De muitas maneiras, Showgirl é a versão de Taylor Swift de Tunnel of Love, de Bruce Springsteen — uma meditação sobre como é assustador se apaixonar sendo um adulto cauteloso, que já deveria saber melhor, se perguntando se aquilo é real ou apenas um disfarce brilhante. “Eldest Daughter” é sua versão de “Cautious Man” — nunca foi um sucesso, mas é uma das minhas favoritas — a balada de um perfeccionista hipervigilante tentando aprender a parar de tentar-tentar-tentar e apenas se entregar. Assim como o “homem cauteloso” de Bruce, “Eldest Daughter” fala de um coração inquieto, com as palavras LOVE e FEAR tatuadas nos dedos — ou, como Taylor diria, “um risco de fuga com medo de cair”. Já ouvimos esse sentimento em sua voz antes — na Taylor muito jovem que cantava “you learn my secrets and you figure out why I’m guarded” (“você descobre meus segredos e entende por que eu me protejo”) ou “you don’t know why I’m coming off a little shy, but I do” (“você não sabe por que pareço um pouco tímida, mas eu sei”). Mas nesta música, ela soa como uma amante confusa, com medo de confiar nessa coisa boa em que caiu — “surpresa pela alegria”, como diria seu querido Wordsworth. Mas todas as imperfeições tornam a música ainda mais poderosa — como o momento em “The Prophecy”, quando ela deixa a voz tropeçar na linha “I look unsssstable.”
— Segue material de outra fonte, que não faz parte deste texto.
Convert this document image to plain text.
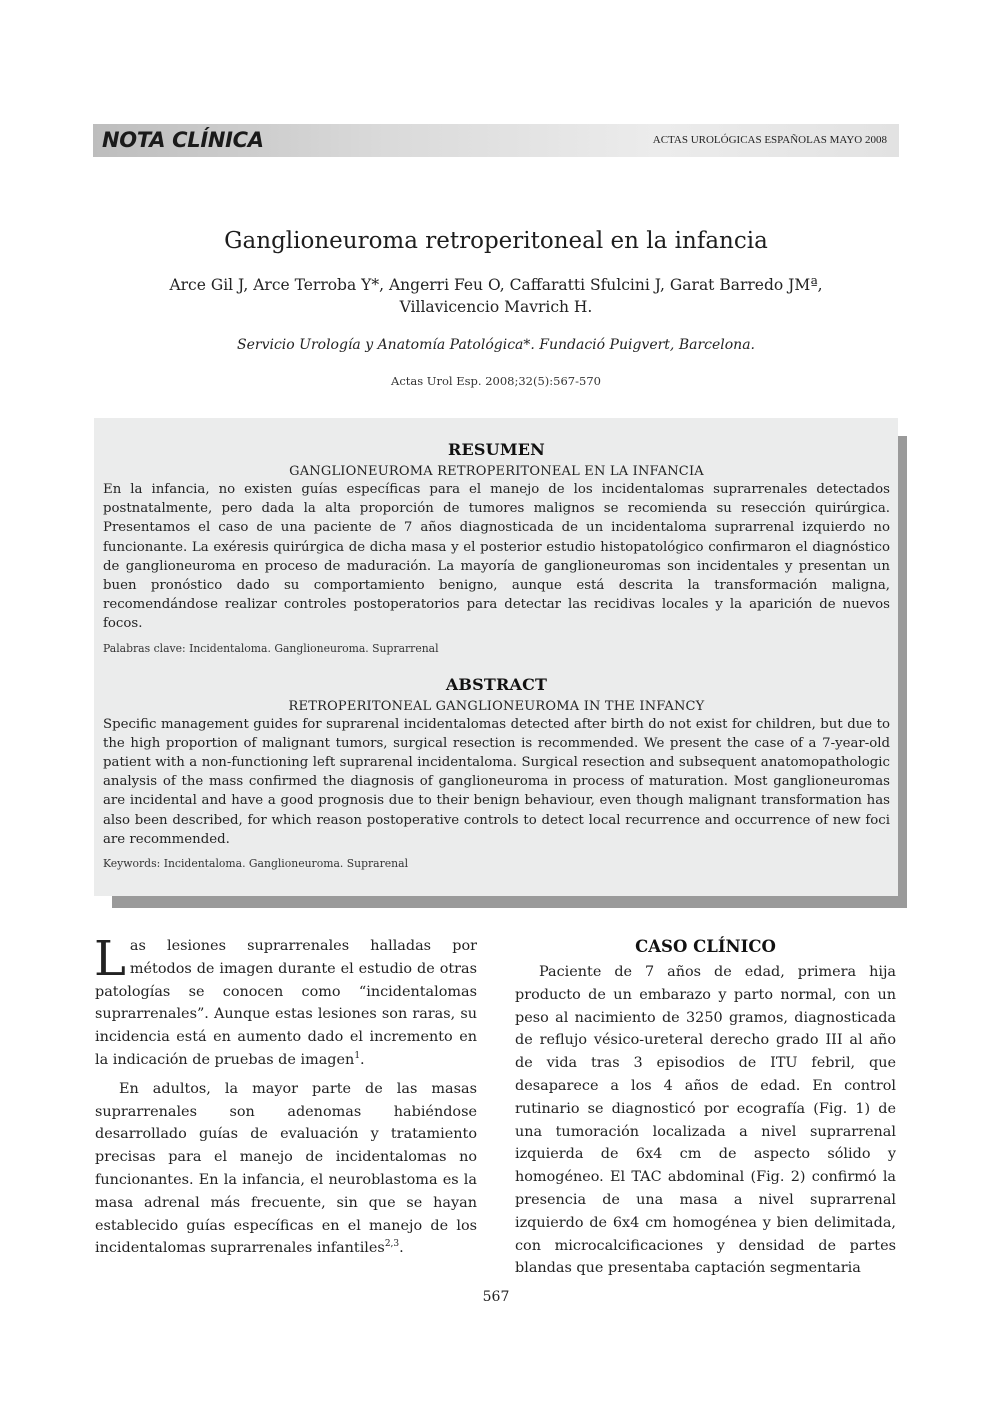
NOTA CLÍNICA	ACTAS UROLÓGICAS ESPAÑOLAS MAYO 2008
Ganglioneuroma retroperitoneal en la infancia
Arce Gil J, Arce Terroba Y*, Angerri Feu O, Caffaratti Sfulcini J, Garat Barredo JMª,
Villavicencio Mavrich H.
Servicio Urología y Anatomía Patológica*. Fundació Puigvert, Barcelona.
Actas Urol Esp. 2008;32(5):567-570
RESUMEN
GANGLIONEUROMA RETROPERITONEAL EN LA INFANCIA
En la infancia, no existen guías específicas para el manejo de los incidentalomas suprarrenales detectados postnatalmente, pero dada la alta proporción de tumores malignos se recomienda su resección quirúrgica. Presentamos el caso de una paciente de 7 años diagnosticada de un incidentaloma suprarrenal izquierdo no funcionante. La exéresis quirúrgica de dicha masa y el posterior estudio histopatológico confirmaron el diagnóstico de ganglioneuroma en proceso de maduración. La mayoría de ganglioneuromas son incidentales y presentan un buen pronóstico dado su comportamiento benigno, aunque está descrita la transformación maligna, recomendándose realizar controles postoperatorios para detectar las recidivas locales y la aparición de nuevos focos.
Palabras clave: Incidentaloma. Ganglioneuroma. Suprarrenal
ABSTRACT
RETROPERITONEAL GANGLIONEUROMA IN THE INFANCY
Specific management guides for suprarenal incidentalomas detected after birth do not exist for children, but due to the high proportion of malignant tumors, surgical resection is recommended. We present the case of a 7-year-old patient with a non-functioning left suprarenal incidentaloma. Surgical resection and subsequent anatomopathologic analysis of the mass confirmed the diagnosis of ganglioneuroma in process of maturation. Most ganglioneuromas are incidental and have a good prognosis due to their benign behaviour, even though malignant transformation has also been described, for which reason postoperative controls to detect local recurrence and occurrence of new foci are recommended.
Keywords: Incidentaloma. Ganglioneuroma. Suprarenal

Las lesiones suprarrenales halladas por métodos de imagen durante el estudio de otras patologías se conocen como “incidentalomas suprarrenales”. Aunque estas lesiones son raras, su incidencia está en aumento dado el incremento en la indicación de pruebas de imagen$^1$.

En adultos, la mayor parte de las masas suprarrenales son adenomas habiéndose desarrollado guías de evaluación y tratamiento precisas para el manejo de incidentalomas no funcionantes. En la infancia, el neuroblastoma es la masa adrenal más frecuente, sin que se hayan establecido guías específicas en el manejo de los incidentalomas suprarrenales infantiles$^{2,3}$.

CASO CLÍNICO

Paciente de 7 años de edad, primera hija producto de un embarazo y parto normal, con un peso al nacimiento de 3250 gramos, diagnosticada de reflujo vésico-ureteral derecho grado III al año de vida tras 3 episodios de ITU febril, que desaparece a los 4 años de edad. En control rutinario se diagnosticó por ecografía (Fig. 1) de una tumoración localizada a nivel suprarrenal izquierda de 6x4 cm de aspecto sólido y homogéneo. El TAC abdominal (Fig. 2) confirmó la presencia de una masa a nivel suprarrenal izquierdo de 6x4 cm homogénea y bien delimitada, con microcalcificaciones y densidad de partes blandas que presentaba captación segmentaria

567
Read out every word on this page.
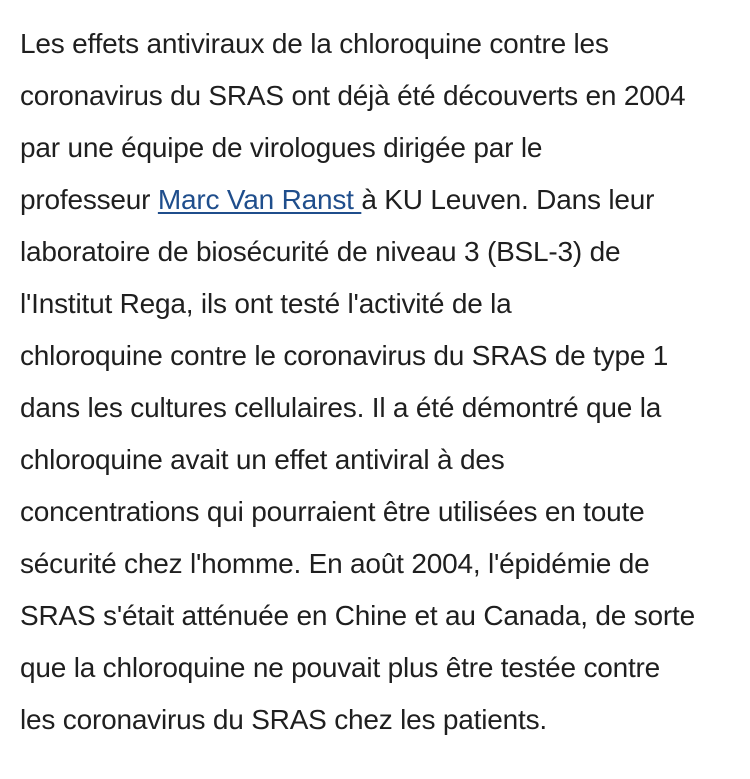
Les effets antiviraux de la chloroquine contre les
coronavirus du SRAS ont déjà été découverts en 2004
par une équipe de virologues dirigée par le
professeur Marc Van Ranst à KU Leuven. Dans leur
laboratoire de biosécurité de niveau 3 (BSL-3) de
l'Institut Rega, ils ont testé l'activité de la
chloroquine contre le coronavirus du SRAS de type 1
dans les cultures cellulaires. Il a été démontré que la
chloroquine avait un effet antiviral à des
concentrations qui pourraient être utilisées en toute
sécurité chez l'homme. En août 2004, l'épidémie de
SRAS s'était atténuée en Chine et au Canada, de sorte
que la chloroquine ne pouvait plus être testée contre
les coronavirus du SRAS chez les patients.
Há algo estranho também em “Eldest Daughter”: Taylor quase nunca dá irmãos às suas personagens — quando aparecem, são apenas as “irmãs acumuladoras de cachecóis”. Ela cita o irmão em “Opalite”, enquanto a showgirl de Sabrina é a caçula da família. São detalhes mínimos, mas chamam atenção justamente porque irmãos quase nunca existem em suas narrativas.
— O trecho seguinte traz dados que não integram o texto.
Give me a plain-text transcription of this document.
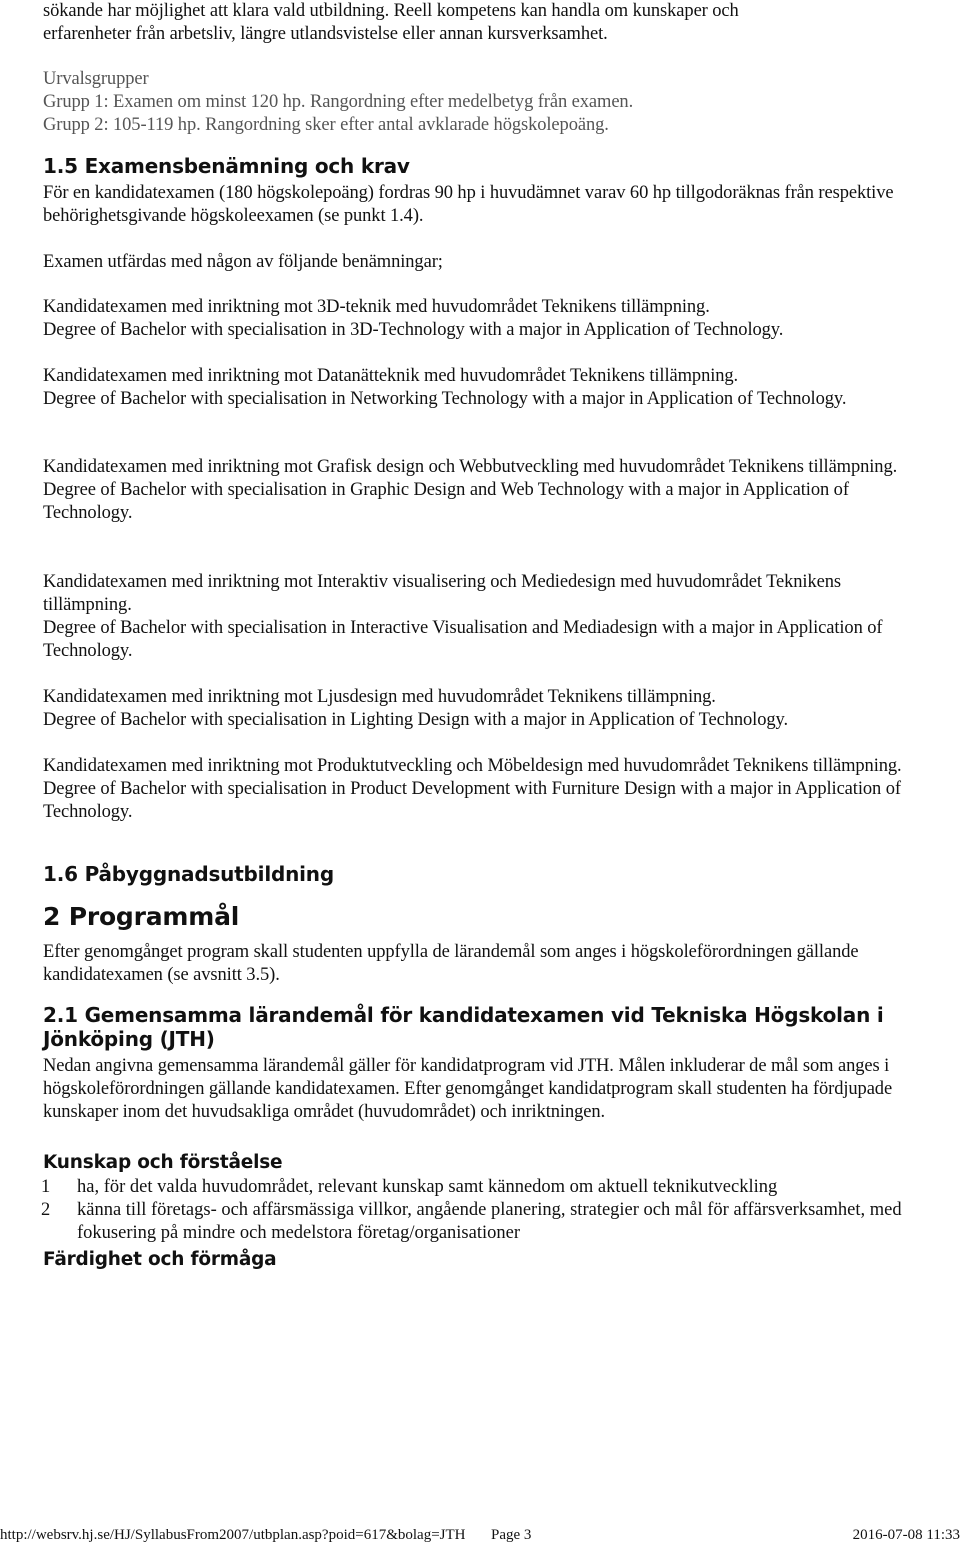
sökande har möjlighet att klara vald utbildning. Reell kompetens kan handla om kunskaper och

erfarenheter från arbetsliv, längre utlandsvistelse eller annan kursverksamhet.

Urvalsgrupper

Grupp 1: Examen om minst 120 hp. Rangordning efter medelbetyg från examen.

Grupp 2: 105-119 hp. Rangordning sker efter antal avklarade högskolepoäng.

1.5 Examensbenämning och krav

För en kandidatexamen (180 högskolepoäng) fordras 90 hp i huvudämnet varav 60 hp tillgodoräknas från respektive behörighetsgivande högskoleexamen (se punkt 1.4).

Examen utfärdas med någon av följande benämningar;

Kandidatexamen med inriktning mot 3D-teknik med huvudområdet Teknikens tillämpning.

Degree of Bachelor with specialisation in 3D-Technology with a major in Application of Technology.

Kandidatexamen med inriktning mot Datanätteknik med huvudområdet Teknikens tillämpning.

Degree of Bachelor with specialisation in Networking Technology with a major in Application of Technology.

Kandidatexamen med inriktning mot Grafisk design och Webbutveckling med huvudområdet Teknikens tillämpning.

Degree of Bachelor with specialisation in Graphic Design and Web Technology with a major in Application of Technology.

Kandidatexamen med inriktning mot Interaktiv visualisering och Mediedesign med huvudområdet Teknikens tillämpning.

Degree of Bachelor with specialisation in Interactive Visualisation and Mediadesign with a major in Application of Technology.

Kandidatexamen med inriktning mot Ljusdesign med huvudområdet Teknikens tillämpning.

Degree of Bachelor with specialisation in Lighting Design with a major in Application of Technology.

Kandidatexamen med inriktning mot Produktutveckling och Möbeldesign med huvudområdet Teknikens tillämpning.

Degree of Bachelor with specialisation in Product Development with Furniture Design with a major in Application of Technology.

1.6 Påbyggnadsutbildning
2 Programmål

Efter genomgånget program skall studenten uppfylla de lärandemål som anges i högskoleförordningen gällande kandidatexamen (se avsnitt 3.5).

2.1 Gemensamma lärandemål för kandidatexamen vid Tekniska Högskolan i Jönköping (JTH)

Nedan angivna gemensamma lärandemål gäller för kandidatprogram vid JTH. Målen inkluderar de mål som anges i högskoleförordningen gällande kandidatexamen. Efter genomgånget kandidatprogram skall studenten ha fördjupade kunskaper inom det huvudsakliga området (huvudområdet) och inriktningen.

Kunskap och förståelse
1 ha, för det valda huvudområdet, relevant kunskap samt kännedom om aktuell teknikutveckling
2 känna till företags- och affärsmässiga villkor, angående planering, strategier och mål för affärsverksamhet, med fokusering på mindre och medelstora företag/organisationer
Färdighet och förmåga
http://websrv.hj.se/HJ/SyllabusFrom2007/utbplan.asp?poid=617&bolag=JTH Page 3	2016-07-08 11:33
Quando cita Ofélia, com um verso quase idêntico a Hamlet, é no trecho intensamente comovente em que Ofélia confia em seu irmão — o único homem em quem pode confiar — dizendo: “Tis in my memory locked / And you yourself shall keep the key in it” (“Está trancado na minha memória / E você mesmo guardará a chave”). Laertes acabara de avisá-la que Hamlet iria brincar com seus sentimentos e descartá-la como cílios postiços, porque sua paixão era apenas “uma moda passageira e um brinquedo do sangue”. Ofélia promete que guardará em segredo suas palavras. Ninguém mais saberá.
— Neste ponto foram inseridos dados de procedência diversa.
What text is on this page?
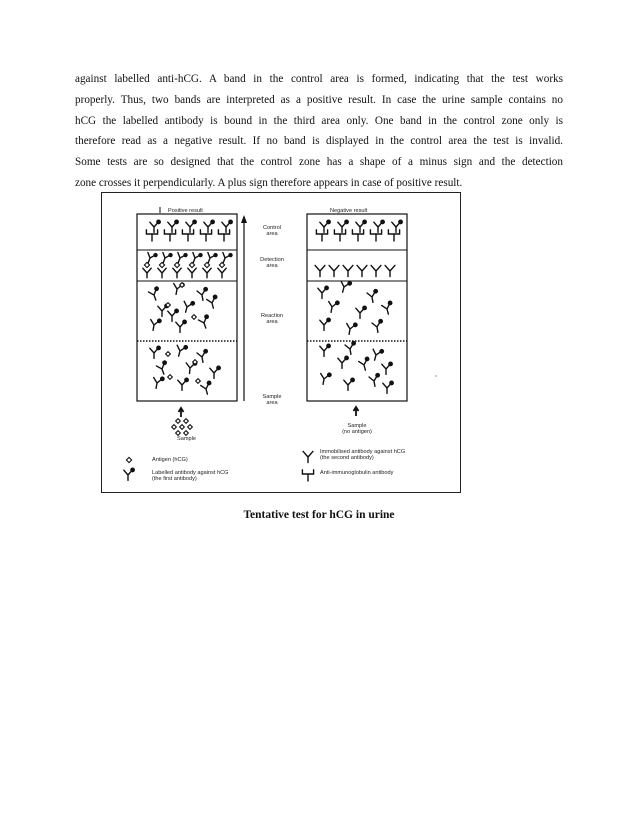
against labelled anti-hCG. A band in the control area is formed, indicating that the test works
properly. Thus, two bands are interpreted as a positive result. In case the urine sample contains no
hCG the labelled antibody is bound in the third area only. One band in the control zone only is
therefore read as a negative result. If no band is displayed in the control area the test is invalid.
Some tests are so designed that the control zone has a shape of a minus sign and the detection
zone crosses it perpendicularly. A plus sign therefore appears in case of positive result.
Positive result	Negative result
Control
area
Detection
area
Reaction
area
Sample
area
Sample
Sample
(no antigen)
Antigen (hCG)
Labelled antibody against hCG
(the first antibody)
Immobilised antibody against hCG
(the second antibody)
Anti-immunoglobulin antibody
Tentative test for hCG in urine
Showgirl não traz canções sobre as batalhas emocionais entre amor e medo — e por que deveria? Se alguém tem o direito de lançar um álbum leve, despreocupado e indo para a capela, é Taylor. São 41 minutos inteiros de Este Amor Mudou a Profecia. Se você sente falta do lado introspectivo dela — ou lamenta o silêncio ensurdecedor do banjo de Aaron Dessner —, há muitas outras opções swiftianas, incluindo as 31 músicas que ela lançou no ano passado. Este não é um álbum equilibrado como Lover ou Red — é um disco em que ela leva tudo ao extremo, fazendo pelas lantejoulas e pelo glitter o que Folklore/Evermore fez pelos cardigãs felpudos.

Taylor dividiu famosamente seus estilos de composição em caneta de pena, caneta-tinteiro e caneta de glitter gel. A Taylor da caneta de pena praticamente fica de fora do álbum, fazendo o papel da madrinha de casamento silenciosa que escreve os convites à luz de velas. A da caneta de glitter gel gira como uma garota em um vestido novo, enquanto a da caneta-tinteiro grita com os fornecedores do buffet. Mas parece que todas estão felizes por estarem juntas. Demais? Bom, isso é o normal para Taylor. Em Showgirl, ela é o tipo de “demais” que faz a gente querer ainda mais.